What to never let AI generate without human review
Claims about clinical results
“Reduces wrinkles by 47%”. If you can’t cite the study, don’t let AI invent the number. FTC and FDA risk plus brand-trust risk.
Ingredient mechanisms
“Niacinamide repairs the skin barrier by…” If the mechanism claim is wrong, the customer who knows will flag it. AI hallucinates ingredient chemistry routinely. Verify against actual sources.
Sustainability stats
“Saves 47 plastic bottles per order”. If the math doesn’t hold, the brand-trust cost is bigger than the conversion lift.

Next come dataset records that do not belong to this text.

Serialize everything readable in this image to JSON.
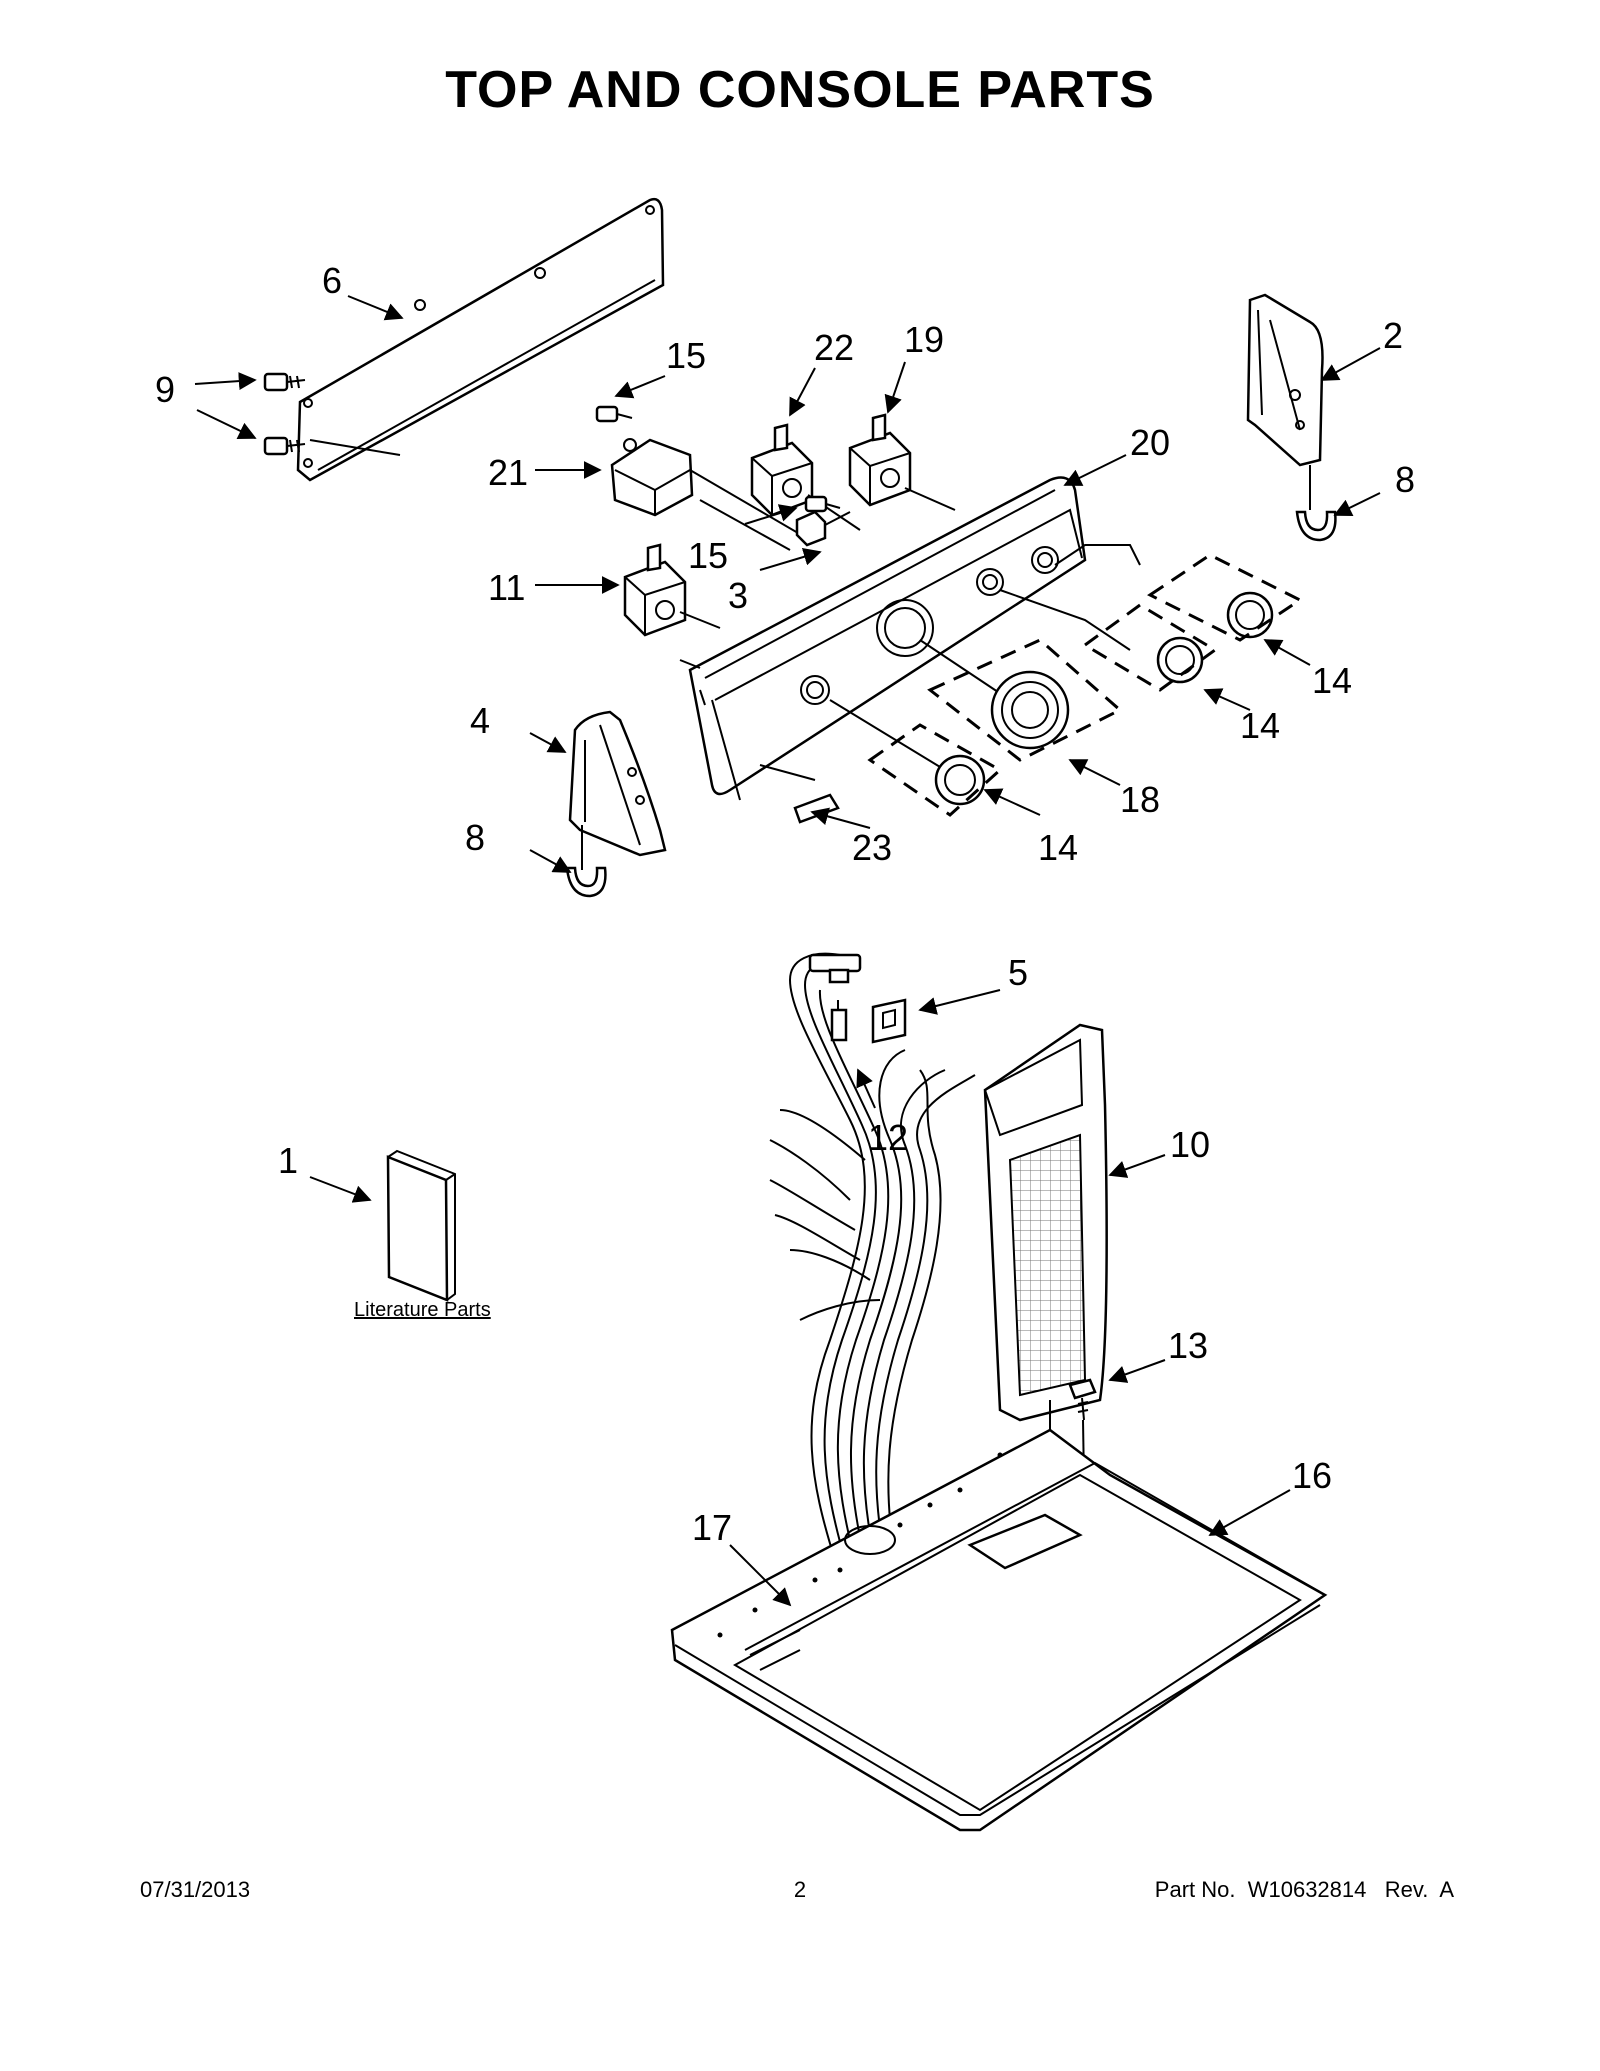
{
  "title": "TOP AND CONSOLE PARTS",
  "labels": {
    "n1": "1",
    "n2": "2",
    "n3": "3",
    "n4": "4",
    "n5": "5",
    "n6": "6",
    "n8a": "8",
    "n8b": "8",
    "n9": "9",
    "n10": "10",
    "n11": "11",
    "n12": "12",
    "n13": "13",
    "n14a": "14",
    "n14b": "14",
    "n14c": "14",
    "n15a": "15",
    "n15b": "15",
    "n16": "16",
    "n17": "17",
    "n18": "18",
    "n19": "19",
    "n20": "20",
    "n21": "21",
    "n22": "22",
    "n23": "23"
  },
  "literature_label": "Literature Parts",
  "footer": {
    "date": "07/31/2013",
    "page": "2",
    "part": "Part No.  W10632814   Rev.  A"
  }
}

Comparison to named competitors
AI often invents comparisons that aren’t true (“unlike X brand which uses Y…”). Manually review any comparison copy.
Compliance-sensitive language
FDA-regulated categories (supplements, skincare with active claims), FTC-regulated language (sustainability, “natural”, “organic”). AI doesn’t know your jurisdiction’s regulatory language. Have a human verify.
The structure of a good Shopify AI product description
Roughly the same as a human-written one. The AI just speeds the draft.
Headline (1 line): specific, benefit-led, in customer language.
Lead (1-2 sentences): expand the headline. Who is this for. What problem it solves.
Benefits (3-5 bullets): each one a concrete benefit, not a feature. Each in customer language.
Long-form description (200-400 words): the story behind the product. Why it exists. How it’s made. Why this one and not the cheaper alternative.
Use cases (2-4): when and how to use the product. Edge cases (“works on sensitive skin”).
Specs / details: structured data. Ingredients, materials, dimensions, weight, allergens.
Care / usage: how to use, how to store, how to clean.
This structure works for almost any category. AI accelerates the writing; the structure stays.
What separates AI product copy that converts from AI product copy that flops
Three properties.
Specificity. “Hydrating night serum that softens skin overnight” beats “Premium hydrating night serum for radiant skin.”
Customer language. Match the phrasing the customer uses (“smells amazing”, “feels lightweight”, “perfect for my fine hair”). Pull customer language from reviews and forums.
Concrete claims, not generic adjectives. Numbers, ingredients, times. “Visibly softer skin in 14 days” beats “noticeably softer skin.”
AI is excellent at the generic adjective version by default. The prompt has to push it toward specifics.
For broader AI use on Shopify, see shopify AI toolkit and agentic storefronts.
FAQ
Can I use AI to write all my Shopify product descriptions?
Yes for the first draft. Don’t ship without human review. AI gets structure and tone right; it gets facts wrong about 10% of the time. Review every description before publishing.
Does Google penalise AI-generated product descriptions?
No - Google’s stance is that AI content is fine as long as it’s useful. Generic AI copy underperforms not because Google penalises it but because it doesn’t convert. Specific, on-brand AI copy ranks and converts well.
How do I make AI product copy match my brand voice?
Load brand context into the tool. Tone samples (3-5 examples of copy you wrote yourself), banned words list, brand pillars. Most AI tools that support a memory or project will reuse this context across requests.
Should I rewrite my entire catalogue with AI?
Only if the existing copy is materially underperforming or generic. Don’t rewrite product descriptions that are converting well just because AI is faster. Focus AI rewrites on neglected SKUs. If you’re not sure which descriptions need work, Fudge can review your existing product pages, flag the weak ones, and action the fixes in your theme - so you only rewrite what actually needs it.
What’s the fastest AI workflow for new product launches?
Brand-context-loaded prompt → draft → human review → publish. With Fudge, the same prompt that generates the page generates the copy, so it happens once across the PDP rebuild. Other tools need a separate copy step.